Companies operating in industries like healthcare, financial services and retail inevitably come in for a hard time if they don’t take good care of their data.
Yet a new survey by Dimensional Research for Dell Software shows the rather startling result that almost all of the IT professionals surveys in these industries lack confidence in their organizations' ability to manage governance, risk and compliance.
Among the key findings of the study are that some 93 percent of respondents are concerned about their ability to prevent unauthorized changes being made and 83 percent believe their organization's security would be improved if the security and compliance teams worked more closely together and shared more information.
One of the main concerns is unauthorized access to data with 94 percent having worries divided between both internal and external access. 61 percent are concerned about both, 22 percent about internal access by employees and consultants and 11 percent about external access.
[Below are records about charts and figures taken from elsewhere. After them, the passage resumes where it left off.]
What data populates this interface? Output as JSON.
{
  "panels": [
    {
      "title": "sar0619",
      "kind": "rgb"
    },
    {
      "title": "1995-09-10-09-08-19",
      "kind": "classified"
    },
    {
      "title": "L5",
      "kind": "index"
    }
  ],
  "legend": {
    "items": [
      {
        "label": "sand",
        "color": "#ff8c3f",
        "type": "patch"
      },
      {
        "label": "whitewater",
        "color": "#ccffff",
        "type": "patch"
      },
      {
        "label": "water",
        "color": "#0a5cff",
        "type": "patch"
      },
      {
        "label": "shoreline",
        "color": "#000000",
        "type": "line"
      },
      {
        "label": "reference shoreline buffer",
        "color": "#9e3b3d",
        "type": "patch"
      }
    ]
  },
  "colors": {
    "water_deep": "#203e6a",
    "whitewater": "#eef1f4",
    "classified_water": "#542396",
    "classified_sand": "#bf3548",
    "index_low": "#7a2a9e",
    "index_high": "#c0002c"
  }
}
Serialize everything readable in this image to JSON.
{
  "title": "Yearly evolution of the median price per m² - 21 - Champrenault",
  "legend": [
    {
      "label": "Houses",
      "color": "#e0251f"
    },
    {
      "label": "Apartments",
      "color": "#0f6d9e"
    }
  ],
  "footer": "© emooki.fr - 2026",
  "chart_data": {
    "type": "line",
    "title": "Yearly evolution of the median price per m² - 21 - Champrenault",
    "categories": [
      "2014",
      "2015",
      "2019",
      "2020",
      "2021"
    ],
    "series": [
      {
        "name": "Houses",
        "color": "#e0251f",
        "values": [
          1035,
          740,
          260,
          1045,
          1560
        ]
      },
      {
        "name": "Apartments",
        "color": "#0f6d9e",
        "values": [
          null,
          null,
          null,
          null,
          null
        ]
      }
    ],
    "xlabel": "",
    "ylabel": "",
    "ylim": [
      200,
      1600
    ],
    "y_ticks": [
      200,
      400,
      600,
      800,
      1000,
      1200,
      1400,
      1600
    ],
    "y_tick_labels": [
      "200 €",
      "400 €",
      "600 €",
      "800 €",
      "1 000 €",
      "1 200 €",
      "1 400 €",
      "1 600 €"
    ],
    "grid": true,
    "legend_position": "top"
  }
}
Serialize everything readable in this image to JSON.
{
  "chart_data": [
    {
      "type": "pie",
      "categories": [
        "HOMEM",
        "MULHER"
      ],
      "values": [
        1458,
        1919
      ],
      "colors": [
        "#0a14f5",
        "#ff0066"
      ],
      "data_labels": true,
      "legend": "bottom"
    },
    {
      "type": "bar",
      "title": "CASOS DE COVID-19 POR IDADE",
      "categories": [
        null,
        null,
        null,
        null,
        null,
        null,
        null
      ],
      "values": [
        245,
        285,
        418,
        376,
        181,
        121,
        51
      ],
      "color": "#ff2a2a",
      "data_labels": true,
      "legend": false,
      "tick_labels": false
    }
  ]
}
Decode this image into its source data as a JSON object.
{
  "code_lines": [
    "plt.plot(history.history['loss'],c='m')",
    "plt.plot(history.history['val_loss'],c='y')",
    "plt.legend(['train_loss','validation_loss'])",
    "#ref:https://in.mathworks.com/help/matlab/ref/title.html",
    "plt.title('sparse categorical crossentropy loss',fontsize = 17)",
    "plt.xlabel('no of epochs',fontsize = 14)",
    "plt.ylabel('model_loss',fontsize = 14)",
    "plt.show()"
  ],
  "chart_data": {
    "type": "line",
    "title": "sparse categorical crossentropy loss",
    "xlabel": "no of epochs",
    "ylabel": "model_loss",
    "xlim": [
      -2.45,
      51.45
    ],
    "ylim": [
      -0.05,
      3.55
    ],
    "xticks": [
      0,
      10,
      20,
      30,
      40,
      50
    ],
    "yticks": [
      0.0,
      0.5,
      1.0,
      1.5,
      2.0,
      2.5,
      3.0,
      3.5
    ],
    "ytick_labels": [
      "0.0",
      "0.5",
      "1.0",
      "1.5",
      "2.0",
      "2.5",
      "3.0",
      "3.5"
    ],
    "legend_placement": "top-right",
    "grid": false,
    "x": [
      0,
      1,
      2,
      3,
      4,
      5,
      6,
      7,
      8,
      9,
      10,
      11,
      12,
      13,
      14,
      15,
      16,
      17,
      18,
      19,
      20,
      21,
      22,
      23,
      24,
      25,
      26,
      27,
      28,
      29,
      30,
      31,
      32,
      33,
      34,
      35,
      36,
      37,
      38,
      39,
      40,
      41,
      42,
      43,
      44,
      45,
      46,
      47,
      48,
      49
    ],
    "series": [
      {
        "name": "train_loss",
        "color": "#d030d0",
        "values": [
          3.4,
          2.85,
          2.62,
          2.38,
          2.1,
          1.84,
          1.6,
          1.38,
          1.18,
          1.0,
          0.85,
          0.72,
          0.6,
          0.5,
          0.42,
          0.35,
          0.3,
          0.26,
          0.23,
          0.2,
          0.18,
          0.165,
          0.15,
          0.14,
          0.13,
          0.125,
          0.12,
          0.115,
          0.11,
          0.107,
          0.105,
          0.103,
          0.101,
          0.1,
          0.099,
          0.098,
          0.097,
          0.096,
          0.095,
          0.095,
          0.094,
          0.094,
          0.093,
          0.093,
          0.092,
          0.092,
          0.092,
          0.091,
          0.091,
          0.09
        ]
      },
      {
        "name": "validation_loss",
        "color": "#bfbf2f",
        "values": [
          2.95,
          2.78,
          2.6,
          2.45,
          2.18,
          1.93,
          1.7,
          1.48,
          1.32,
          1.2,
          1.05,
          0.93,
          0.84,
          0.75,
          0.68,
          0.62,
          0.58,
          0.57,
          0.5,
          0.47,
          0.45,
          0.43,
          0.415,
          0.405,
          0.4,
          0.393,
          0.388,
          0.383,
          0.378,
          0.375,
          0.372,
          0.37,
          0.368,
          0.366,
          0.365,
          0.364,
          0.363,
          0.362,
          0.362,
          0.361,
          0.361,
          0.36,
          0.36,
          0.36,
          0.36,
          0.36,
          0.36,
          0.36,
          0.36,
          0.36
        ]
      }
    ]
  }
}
On compliance only 11 percent say they're "very confident" that they're capturing all of the data necessary and a third said they had no consistent process for adding new regulatory data as required. Less than 50 percent of the organizations surveyed proactively review, add or remove data sources that is no longer required -- putting these organizations at a much higher risk of security threats even though they may believe they are compliant and secure.
When it comes to improving the situation only 57 percent say that their security and compliance teams work together and only 14 percent say they share data all the time. No surprise then that 83 percent believe security and compliance would be improved by closer collaboration.